Each track of the loaded song can be tweaked using the controller by pointing to it and pressing the triggers/buttons. This is done to allow interaction with objects that are far from the player.

Tool Selection

Once a track is selected, a small fan-out menu with a few buttons opens up. The player can then select a tool from this menu to apply to the selected track. Ex. : reverb, EQ, etc.

Reverb Visualization

This is a sample concept for the visualization of the reverb tool.

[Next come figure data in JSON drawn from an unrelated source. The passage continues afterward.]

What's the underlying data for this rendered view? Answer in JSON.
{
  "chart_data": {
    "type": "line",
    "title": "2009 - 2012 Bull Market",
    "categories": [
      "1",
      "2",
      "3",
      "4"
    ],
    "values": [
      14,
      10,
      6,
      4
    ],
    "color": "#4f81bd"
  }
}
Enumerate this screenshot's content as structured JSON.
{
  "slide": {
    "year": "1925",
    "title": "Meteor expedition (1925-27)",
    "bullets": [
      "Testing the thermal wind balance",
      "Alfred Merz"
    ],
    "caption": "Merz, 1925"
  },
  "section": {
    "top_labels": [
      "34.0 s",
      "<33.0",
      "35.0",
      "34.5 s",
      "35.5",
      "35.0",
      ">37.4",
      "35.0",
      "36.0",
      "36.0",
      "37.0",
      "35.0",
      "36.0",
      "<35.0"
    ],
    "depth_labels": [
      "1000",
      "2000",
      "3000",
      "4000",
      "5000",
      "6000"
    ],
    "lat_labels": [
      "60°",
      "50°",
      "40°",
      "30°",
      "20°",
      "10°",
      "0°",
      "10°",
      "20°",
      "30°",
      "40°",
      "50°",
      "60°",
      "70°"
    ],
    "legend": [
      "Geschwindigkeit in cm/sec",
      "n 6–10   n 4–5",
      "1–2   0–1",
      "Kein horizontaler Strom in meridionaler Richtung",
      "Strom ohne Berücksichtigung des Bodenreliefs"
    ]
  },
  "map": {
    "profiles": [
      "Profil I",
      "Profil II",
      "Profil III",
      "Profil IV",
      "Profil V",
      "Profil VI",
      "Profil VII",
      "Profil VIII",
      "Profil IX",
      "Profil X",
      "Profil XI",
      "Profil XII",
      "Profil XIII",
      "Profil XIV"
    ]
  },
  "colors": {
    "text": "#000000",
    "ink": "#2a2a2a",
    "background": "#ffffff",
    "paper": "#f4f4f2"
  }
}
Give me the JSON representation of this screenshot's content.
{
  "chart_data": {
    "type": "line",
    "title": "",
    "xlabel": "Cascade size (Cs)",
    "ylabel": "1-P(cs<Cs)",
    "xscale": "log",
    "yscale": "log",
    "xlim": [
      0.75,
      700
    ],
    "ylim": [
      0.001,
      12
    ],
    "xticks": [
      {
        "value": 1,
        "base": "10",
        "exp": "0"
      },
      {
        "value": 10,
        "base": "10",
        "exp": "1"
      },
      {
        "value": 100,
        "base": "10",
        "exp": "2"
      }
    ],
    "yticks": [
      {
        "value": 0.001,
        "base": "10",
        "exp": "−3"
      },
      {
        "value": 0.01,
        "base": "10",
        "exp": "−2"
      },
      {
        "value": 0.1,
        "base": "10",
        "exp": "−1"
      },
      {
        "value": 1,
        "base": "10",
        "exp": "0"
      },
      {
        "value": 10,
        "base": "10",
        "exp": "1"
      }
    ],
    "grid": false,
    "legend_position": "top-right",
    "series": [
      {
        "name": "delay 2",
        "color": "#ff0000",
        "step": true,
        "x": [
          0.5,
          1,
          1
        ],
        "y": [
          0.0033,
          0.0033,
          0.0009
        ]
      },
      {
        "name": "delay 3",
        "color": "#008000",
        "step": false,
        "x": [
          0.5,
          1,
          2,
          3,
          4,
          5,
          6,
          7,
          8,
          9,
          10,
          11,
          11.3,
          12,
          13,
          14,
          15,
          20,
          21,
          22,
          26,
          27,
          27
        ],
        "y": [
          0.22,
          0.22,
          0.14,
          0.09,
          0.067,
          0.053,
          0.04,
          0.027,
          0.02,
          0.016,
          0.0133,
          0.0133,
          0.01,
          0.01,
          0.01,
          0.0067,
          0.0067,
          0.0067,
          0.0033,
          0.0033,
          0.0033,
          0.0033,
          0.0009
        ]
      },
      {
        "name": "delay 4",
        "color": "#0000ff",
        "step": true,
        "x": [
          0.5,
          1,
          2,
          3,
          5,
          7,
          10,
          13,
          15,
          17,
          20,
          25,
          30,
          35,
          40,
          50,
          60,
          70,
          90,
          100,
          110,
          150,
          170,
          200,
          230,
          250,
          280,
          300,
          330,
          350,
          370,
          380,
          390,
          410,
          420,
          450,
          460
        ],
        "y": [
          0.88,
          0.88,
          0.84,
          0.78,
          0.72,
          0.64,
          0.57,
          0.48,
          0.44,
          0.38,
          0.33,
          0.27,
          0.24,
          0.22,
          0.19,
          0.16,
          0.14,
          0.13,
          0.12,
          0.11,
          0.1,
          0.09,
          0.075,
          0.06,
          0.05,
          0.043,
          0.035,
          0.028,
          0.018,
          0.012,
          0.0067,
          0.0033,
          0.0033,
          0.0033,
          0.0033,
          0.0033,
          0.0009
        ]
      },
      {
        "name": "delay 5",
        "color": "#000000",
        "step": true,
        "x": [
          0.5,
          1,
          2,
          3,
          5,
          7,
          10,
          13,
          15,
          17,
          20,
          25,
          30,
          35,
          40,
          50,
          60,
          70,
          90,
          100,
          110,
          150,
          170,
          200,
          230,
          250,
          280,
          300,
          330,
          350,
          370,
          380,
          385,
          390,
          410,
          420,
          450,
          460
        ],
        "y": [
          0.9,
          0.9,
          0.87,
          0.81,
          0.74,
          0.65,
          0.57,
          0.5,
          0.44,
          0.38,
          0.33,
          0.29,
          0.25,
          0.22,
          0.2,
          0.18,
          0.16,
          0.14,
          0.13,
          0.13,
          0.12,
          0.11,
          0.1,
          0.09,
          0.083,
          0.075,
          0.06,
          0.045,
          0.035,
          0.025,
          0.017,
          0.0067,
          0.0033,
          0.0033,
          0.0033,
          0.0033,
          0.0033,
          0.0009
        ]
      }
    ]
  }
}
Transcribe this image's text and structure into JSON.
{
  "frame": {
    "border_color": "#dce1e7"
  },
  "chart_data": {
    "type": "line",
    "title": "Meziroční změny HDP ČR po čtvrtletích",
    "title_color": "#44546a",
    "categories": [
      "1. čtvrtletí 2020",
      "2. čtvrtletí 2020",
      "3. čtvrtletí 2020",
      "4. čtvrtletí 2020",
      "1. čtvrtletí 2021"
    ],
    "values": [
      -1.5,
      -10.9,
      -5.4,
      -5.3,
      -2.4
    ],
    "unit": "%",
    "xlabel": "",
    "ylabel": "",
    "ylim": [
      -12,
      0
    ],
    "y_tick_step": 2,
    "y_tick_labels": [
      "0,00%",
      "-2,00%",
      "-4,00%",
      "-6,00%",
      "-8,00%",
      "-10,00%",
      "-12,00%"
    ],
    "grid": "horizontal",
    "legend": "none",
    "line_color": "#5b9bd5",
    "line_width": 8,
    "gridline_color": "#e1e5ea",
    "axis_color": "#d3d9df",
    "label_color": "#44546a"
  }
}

For a reverb preset of cathedral, we could render the inside of a cathedral to let the player associate the effect of the tool to a real life concept.

Art: Deciding on the style

Mood board for the art style

Tech: Programming the interface

From the tech side of things, we wanted to focus on getting the basic functionalities working and implement the look of the “Home Screen” along with the interactions for handling the tracks. We were able to successfully get the following functionality working in a very short time span

  1. Playback functionality for the entire song
    1. Play
    2. Pause
    3. Stop
  2. Global Mute/Unmute

We also managed to get the following interactions working:

  1. Using the controller trigger for all the functionalities mentioned above
  2. Being able to drag the Track orb on the “Track field” and constrain it on this stage like plane

These functionalities will then be used to map Volume and Panning controls for the track orbs since this is our next iteration on the interaction for handling levels and panning. 

We also looked at adding the FFT DSP unit programmatically onto the master bus since we will be driving some basic audio reactive visuals that aren’t very costly from the audio spectrum data that’s coming out of the master bus

The goal for next week tech wise would be:

  1. Finish implementing the mapping and visuals for panning and levels for the orbs.
  2. Implement the visuals for muted/unmuted tracks and “Active audio” tracks from the audio data that comes out of each track’s channel group.
  3. Create a framework that could be used to drive any sort of visuals for both entire song (master bus) and individual tracks.
  4. Start researching on the DSP API for Reverb and EQ since those will be the next tools that we will target.